Étrange découverte que celle faite au Conservatoire Royal, en plein centre de Bruxelles, ce lundi. En fin d'après-midi, des étudiants remarquent une très forte odeur d'essence. «Je n'ai pas senti tout de suite», raconte une élève, «mais ceux qui jouent d'instruments à vent l'ont vite remarqué.» Les responsables de l'établissement découvrent alors, notamment dans les combles juste au-dessus de la salle de spectacle, plusieurs bouteilles d'essence et deux bidons de contenu inflammable. De quoi faire des cocktails Molotov.

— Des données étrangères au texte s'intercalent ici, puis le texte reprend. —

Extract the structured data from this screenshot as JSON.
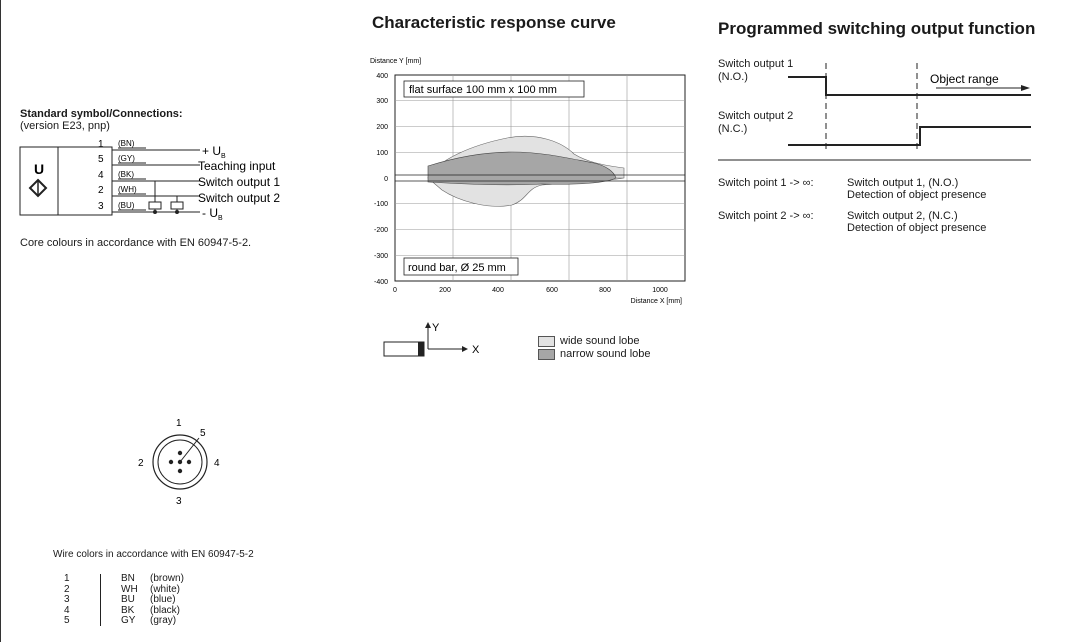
{
  "connections": {
    "title": "Standard symbol/Connections:",
    "version": "(version E23, pnp)",
    "symbol_letter": "U",
    "pins": [
      {
        "num": "1",
        "color": "(BN)",
        "label": "+ U",
        "sub": "B"
      },
      {
        "num": "5",
        "color": "(GY)",
        "label": "Teaching input",
        "sub": ""
      },
      {
        "num": "4",
        "color": "(BK)",
        "label": "Switch output 1",
        "sub": ""
      },
      {
        "num": "2",
        "color": "(WH)",
        "label": "Switch output 2",
        "sub": ""
      },
      {
        "num": "3",
        "color": "(BU)",
        "label": "- U",
        "sub": "B"
      }
    ],
    "core_note": "Core colours in accordance with EN 60947-5-2."
  },
  "connector": {
    "pin_labels": [
      "1",
      "2",
      "3",
      "4",
      "5"
    ]
  },
  "wires": {
    "title": "Wire colors in accordance with EN 60947-5-2",
    "rows": [
      {
        "num": "1",
        "code": "BN",
        "name": "(brown)"
      },
      {
        "num": "2",
        "code": "WH",
        "name": "(white)"
      },
      {
        "num": "3",
        "code": "BU",
        "name": "(blue)"
      },
      {
        "num": "4",
        "code": "BK",
        "name": "(black)"
      },
      {
        "num": "5",
        "code": "GY",
        "name": "(gray)"
      }
    ]
  },
  "curve": {
    "title": "Characteristic response curve",
    "ylabel": "Distance Y [mm]",
    "xlabel": "Distance X [mm]",
    "y_ticks": [
      "400",
      "300",
      "200",
      "100",
      "0",
      "-100",
      "-200",
      "-300",
      "-400"
    ],
    "x_ticks": [
      "0",
      "200",
      "400",
      "600",
      "800",
      "1000"
    ],
    "label_top": "flat surface 100 mm x 100 mm",
    "label_bottom": "round bar, Ø 25 mm",
    "axis_y": "Y",
    "axis_x": "X",
    "legend_wide": "wide sound lobe",
    "legend_narrow": "narrow sound lobe",
    "colors": {
      "wide": "#e2e2e2",
      "narrow": "#a6a6a6"
    }
  },
  "switching": {
    "title": "Programmed switching output function",
    "out1": [
      "Switch output 1",
      "(N.O.)"
    ],
    "out2": [
      "Switch output 2",
      "(N.C.)"
    ],
    "object_range": "Object range",
    "sp1_label": "Switch point 1 -> ∞:",
    "sp1_desc": [
      "Switch output 1, (N.O.)",
      "Detection of  object presence"
    ],
    "sp2_label": "Switch point 2 -> ∞:",
    "sp2_desc": [
      "Switch output 2, (N.C.)",
      "Detection of object presence"
    ]
  }
}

Les pompiers et la police arrivent rapidement sur les lieux, un peu avant 17h, et procèdent à une évacuation des lieux. Un périmètre de sécurité a été établi. Personne n'a été blessé ni intoxiqué. «Nous avons fait une intervention de vérification dans les bâtiments», confirme le porte-parole des pompiers, Pierre Meys. Les locaux ont longuement été fouillés au cours de la soirée. Le laboratoire de police scientifique est venu sur place.

Le lendemain, mardi, le Conservatoire a rouvert. Une enquête est en cours, aucun suspect n'a été identifié.

Au Conservatoire, les rumeurs vont bon train. Si certains élèves n'étaient pas encore au courant ce mardi de l'incident de la veille, d'autres disaient déjà avoir vu les policiers interroger certains élèves et professeurs. «Il y en a qui disent qu'ils ont vu quelqu'un qui n'avait rien à faire là entrer avec un sac à dos une fois… Mais rien n'est sûr, ce sont seulement des paroles», relève une élève. Un enseignant, absent au moment des faits, est persuadé qu'il s'agit de quelqu'un de l'extérieur. «On m'a aussi dit que les cocktails étaient du côté de la synagogue.»

En effet, le Conservatoire royal, rue de la Régence, jouxte la Grande synagogue de Bruxelles. Un fait qui n'a rien pour apaiser le climat actuel, prompt à la psychose. D'autant plus que le 12 janvier dernier, un incendie volontaire s'était déclaré à l'intérieur du Conservatoire. Le 20 janvier, c'était une alerte à la bombe qui avait visé plusieurs bâtiments de la rue. Un coup dur de plus, pour cet établissement dont les fondations sont dans un état critique et attendent désespérément une rénovation en profondeur.

La Ligue contre l'antisémitisme inquiète

Si l'enquête débute à peine, la promiscuité du Conservatoire royal avec la Grande synagogue de Bruxelles peut poser question. Joël Rubinfeld, de la Ligue belge contre l'antisémitisme (LBCA), assure qu'il va suivre l'affaire avec attention. «Bien sûr que c'est inquiétant», affirme-t-il. «S'il y a des cocktails Molotov, c'est qu'il y a une volonté criminelle. Maintenant, il faut savoir quelle était la cible.»

L'homme fait remarquer que par le passé, des cocktails Molotov avaient déjà été lancés sur des synagogues. «C'est un élément supplémentaire dans le climat préoccupant d'aujourd'hui. Mais tout est possible. Il faut laisser le temps à l'enquête. Peut-être que tout simplement, des gens voulaient bouter le feu au Conservatoire. Il est trop tôt pour savoir.»

Néanmoins, Joël Rubinfeld pense que les enquêteurs «envisageront toutes les pistes, dont la piste antisémite. La synagogue est quand même juste à côté.»